CHICO, Calif. - Chico State University began moving-in incoming students to the dorms today.
Chico State University closed off Legion Ave. for move-in day.
The university had over 600 voulnteers that were faculty, staff and students to welcome their new "Wildcats." Students were nervous about being away from home, but were mostly excited about their new-found independence.
"Honestly I think I'll be okay," Sophia Pavlik, Fremont resident. "I'll miss my mom and my grandma and my dad, but I'm excited to 'kinda' be a little independent and be on my own for a little bit."
The Executive Director of University Housing, Connie Huyck, said first semester freshmen and transfer students will be filling the dorms of the University Village, as well as 100 returning students.
Huyck said living on campus gives students the opportunity to meet each other, and develop a sense of community and belonging in the residence halls.

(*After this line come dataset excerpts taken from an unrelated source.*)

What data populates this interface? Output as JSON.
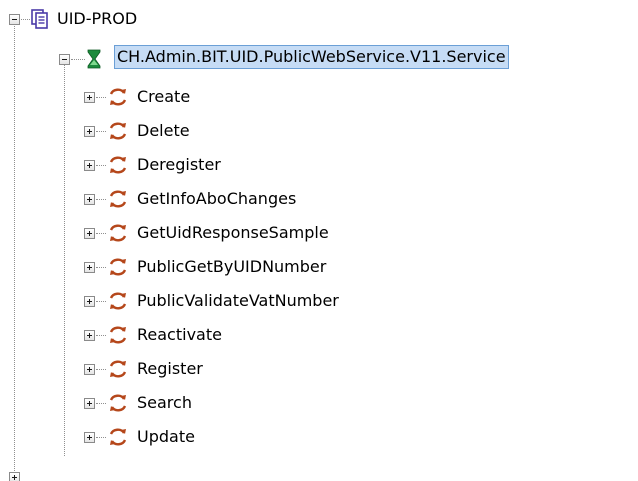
{
  "tree": {
    "root": {
      "label": "UID-PROD",
      "icon": "server-document-icon",
      "expanded": true
    },
    "service": {
      "label": "CH.Admin.BIT.UID.PublicWebService.V11.Service",
      "icon": "hourglass-service-icon",
      "expanded": true,
      "selected": true
    },
    "operations": [
      {
        "label": "Create"
      },
      {
        "label": "Delete"
      },
      {
        "label": "Deregister"
      },
      {
        "label": "GetInfoAboChanges"
      },
      {
        "label": "GetUidResponseSample"
      },
      {
        "label": "PublicGetByUIDNumber"
      },
      {
        "label": "PublicValidateVatNumber"
      },
      {
        "label": "Reactivate"
      },
      {
        "label": "Register"
      },
      {
        "label": "Search"
      },
      {
        "label": "Update"
      }
    ],
    "operation_icon": "sync-arrows-icon",
    "colors": {
      "selection_bg": "#c6dcf5",
      "selection_border": "#6b9fd6",
      "operation_icon": "#b5471b",
      "service_icon": "#1c8a3c",
      "root_icon": "#4a3aa8"
    }
  }
}
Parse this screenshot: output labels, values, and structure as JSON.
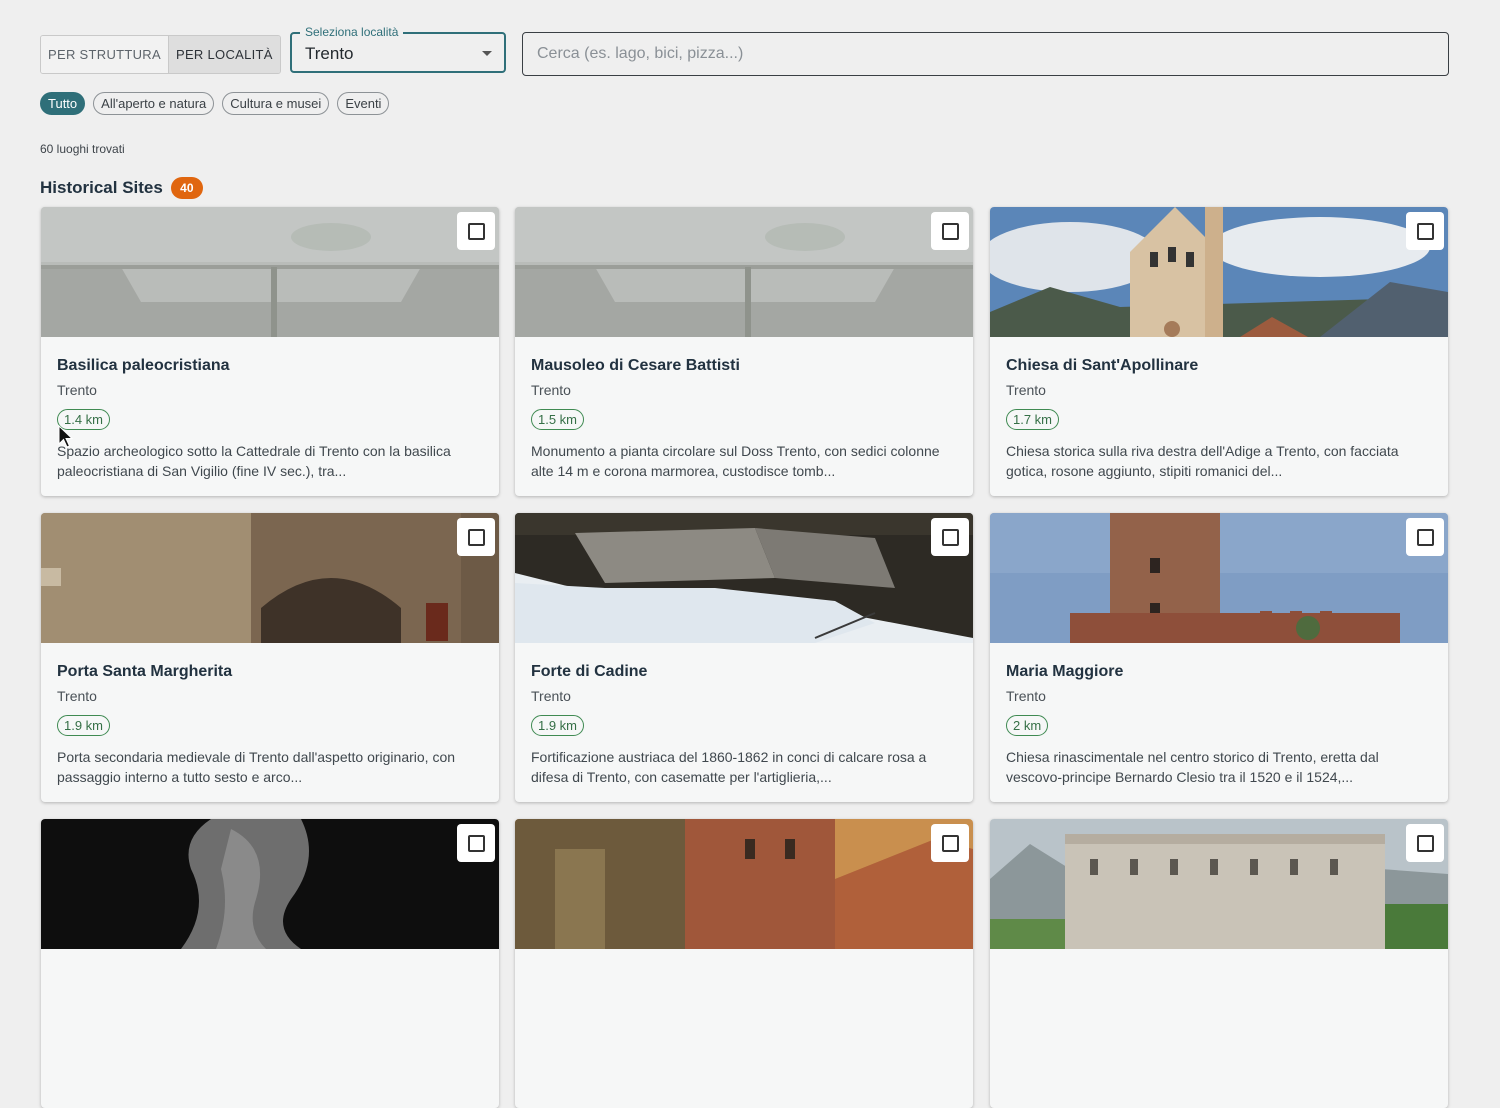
{
  "toggle": {
    "by_structure": "PER STRUTTURA",
    "by_location": "PER LOCALITÀ"
  },
  "location_select": {
    "legend": "Seleziona località",
    "value": "Trento"
  },
  "search": {
    "placeholder": "Cerca (es. lago, bici, pizza...)"
  },
  "filters": [
    "Tutto",
    "All'aperto e natura",
    "Cultura e musei",
    "Eventi"
  ],
  "results_count": "60 luoghi trovati",
  "section": {
    "title": "Historical Sites",
    "badge": "40"
  },
  "cards": [
    {
      "title": "Basilica paleocristiana",
      "location": "Trento",
      "distance": "1.4 km",
      "description": "Spazio archeologico sotto la Cattedrale di Trento con la basilica paleocristiana di San Vigilio (fine IV sec.), tra..."
    },
    {
      "title": "Mausoleo di Cesare Battisti",
      "location": "Trento",
      "distance": "1.5 km",
      "description": "Monumento a pianta circolare sul Doss Trento, con sedici colonne alte 14 m e corona marmorea, custodisce tomb..."
    },
    {
      "title": "Chiesa di Sant'Apollinare",
      "location": "Trento",
      "distance": "1.7 km",
      "description": "Chiesa storica sulla riva destra dell'Adige a Trento, con facciata gotica, rosone aggiunto, stipiti romanici del..."
    },
    {
      "title": "Porta Santa Margherita",
      "location": "Trento",
      "distance": "1.9 km",
      "description": "Porta secondaria medievale di Trento dall'aspetto originario, con passaggio interno a tutto sesto e arco..."
    },
    {
      "title": "Forte di Cadine",
      "location": "Trento",
      "distance": "1.9 km",
      "description": "Fortificazione austriaca del 1860-1862 in conci di calcare rosa a difesa di Trento, con casematte per l'artiglieria,..."
    },
    {
      "title": "Maria Maggiore",
      "location": "Trento",
      "distance": "2 km",
      "description": "Chiesa rinascimentale nel centro storico di Trento, eretta dal vescovo-principe Bernardo Clesio tra il 1520 e il 1524,..."
    },
    {
      "title": "",
      "location": "",
      "distance": "",
      "description": ""
    },
    {
      "title": "",
      "location": "",
      "distance": "",
      "description": ""
    },
    {
      "title": "",
      "location": "",
      "distance": "",
      "description": ""
    }
  ],
  "colors": {
    "accent": "#2f6f79",
    "badge": "#e0660f",
    "distance": "#3f8a52"
  }
}
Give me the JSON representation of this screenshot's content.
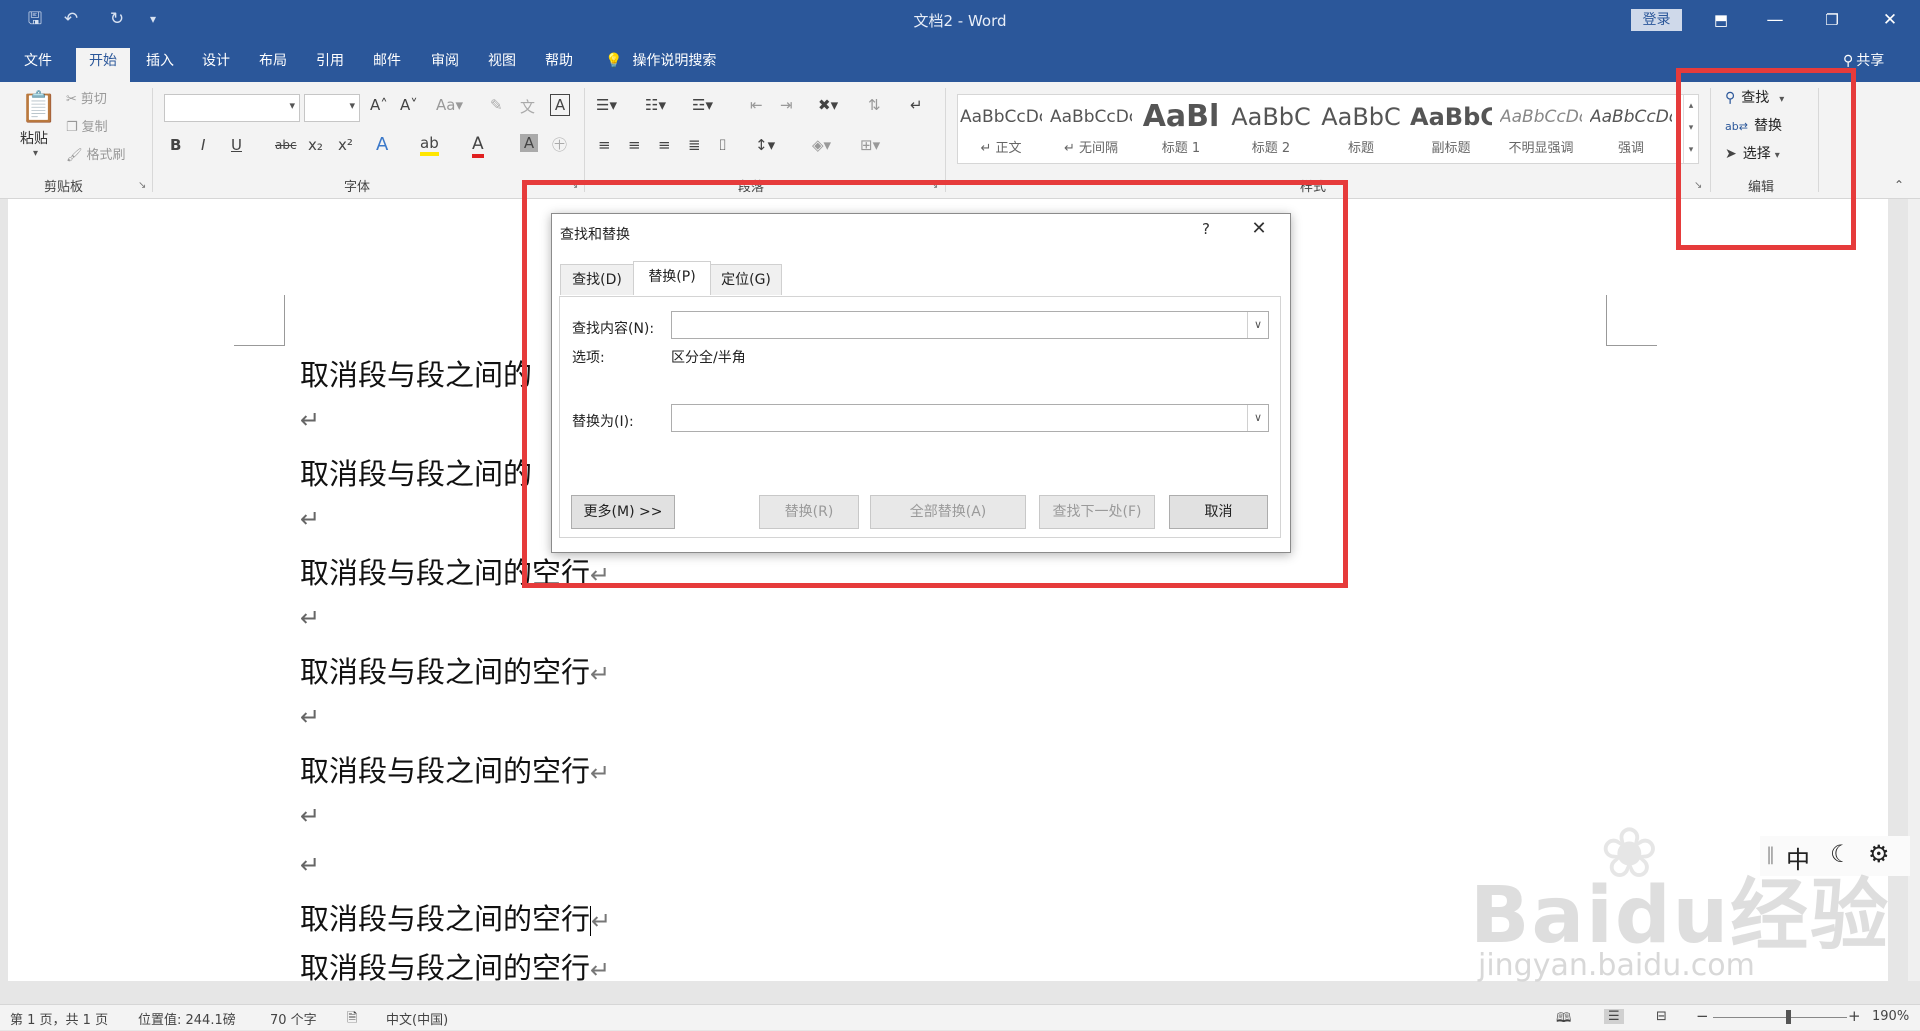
{
  "titlebar": {
    "doc_title": "文档2  -  Word",
    "login": "登录",
    "qat_icons": [
      "save-icon",
      "undo-icon",
      "redo-icon",
      "customize-icon"
    ]
  },
  "tabs": [
    {
      "label": "文件"
    },
    {
      "label": "开始"
    },
    {
      "label": "插入"
    },
    {
      "label": "设计"
    },
    {
      "label": "布局"
    },
    {
      "label": "引用"
    },
    {
      "label": "邮件"
    },
    {
      "label": "审阅"
    },
    {
      "label": "视图"
    },
    {
      "label": "帮助"
    }
  ],
  "active_tab": "开始",
  "tell_me": "操作说明搜索",
  "share": "共享",
  "clipboard": {
    "paste": "粘贴",
    "cut": "剪切",
    "copy": "复制",
    "format_painter": "格式刷",
    "label": "剪贴板"
  },
  "font_group": {
    "font_name": "",
    "font_size": "",
    "label": "字体",
    "buttons": [
      "B",
      "I",
      "U",
      "abc",
      "x₂",
      "x²"
    ]
  },
  "paragraph_group": {
    "label": "段落"
  },
  "styles_group": {
    "label": "样式",
    "items": [
      {
        "sample": "AaBbCcDc",
        "name": "↵ 正文"
      },
      {
        "sample": "AaBbCcDc",
        "name": "↵ 无间隔"
      },
      {
        "sample": "AaBl",
        "name": "标题 1"
      },
      {
        "sample": "AaBbC",
        "name": "标题 2"
      },
      {
        "sample": "AaBbC",
        "name": "标题"
      },
      {
        "sample": "AaBbC",
        "name": "副标题"
      },
      {
        "sample": "AaBbCcDc",
        "name": "不明显强调"
      },
      {
        "sample": "AaBbCcDc",
        "name": "强调"
      }
    ]
  },
  "editing_group": {
    "find": "查找",
    "replace": "替换",
    "select": "选择",
    "label": "编辑"
  },
  "document": {
    "paragraphs": [
      "取消段与段之间的",
      "取消段与段之间的",
      "取消段与段之间的空行",
      "取消段与段之间的空行",
      "取消段与段之间的空行",
      "取消段与段之间的空行",
      "取消段与段之间的空行"
    ],
    "pilcrow": "↵"
  },
  "dialog": {
    "title": "查找和替换",
    "help": "?",
    "tabs": [
      "查找(D)",
      "替换(P)",
      "定位(G)"
    ],
    "find_label": "查找内容(N):",
    "find_value": "",
    "options_label": "选项:",
    "options_value": "区分全/半角",
    "replace_label": "替换为(I):",
    "replace_value": "",
    "buttons": {
      "more": "更多(M) >>",
      "replace": "替换(R)",
      "replace_all": "全部替换(A)",
      "find_next": "查找下一处(F)",
      "cancel": "取消"
    }
  },
  "ime": {
    "mode": "中"
  },
  "watermark": {
    "main": "Baidu经验",
    "sub": "jingyan.baidu.com"
  },
  "statusbar": {
    "page": "第 1 页，共 1 页",
    "position": "位置值: 244.1磅",
    "words": "70 个字",
    "language": "中文(中国)",
    "zoom": "190%",
    "zoom_minus": "−",
    "zoom_plus": "+"
  },
  "colors": {
    "ribbon_blue": "#2b579a",
    "highlight_red": "#e63b3b"
  }
}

For Arroyo Grande resident, Zoe Paulsen, there wasn't much concern about distance from home, but for her father, and with Zoe being the only daughter, it's bittersweet.
"I think it's a good distance, it's not like out of state it's not like close, it's a good medium," Zoe said.
"I'm excited about it we always, we'd like to keep her at home but I think this is the right place for her," said Zoe's father, Aaron Paulsen.
Some students even followed in their parents footsteps and came to Chico State as a college legacy.
A student from San Francisco, said her decision was mostly unitentional, but was lucky enough to move in alongside her older brother who transferred to Chico State this year.
"I'm excited I mean I know he's kinda gonna do his own thing, but at the end of the day it's pretty cool... Chico family - my mom went to Chico too," said San Francisco resident, Elise Stewart.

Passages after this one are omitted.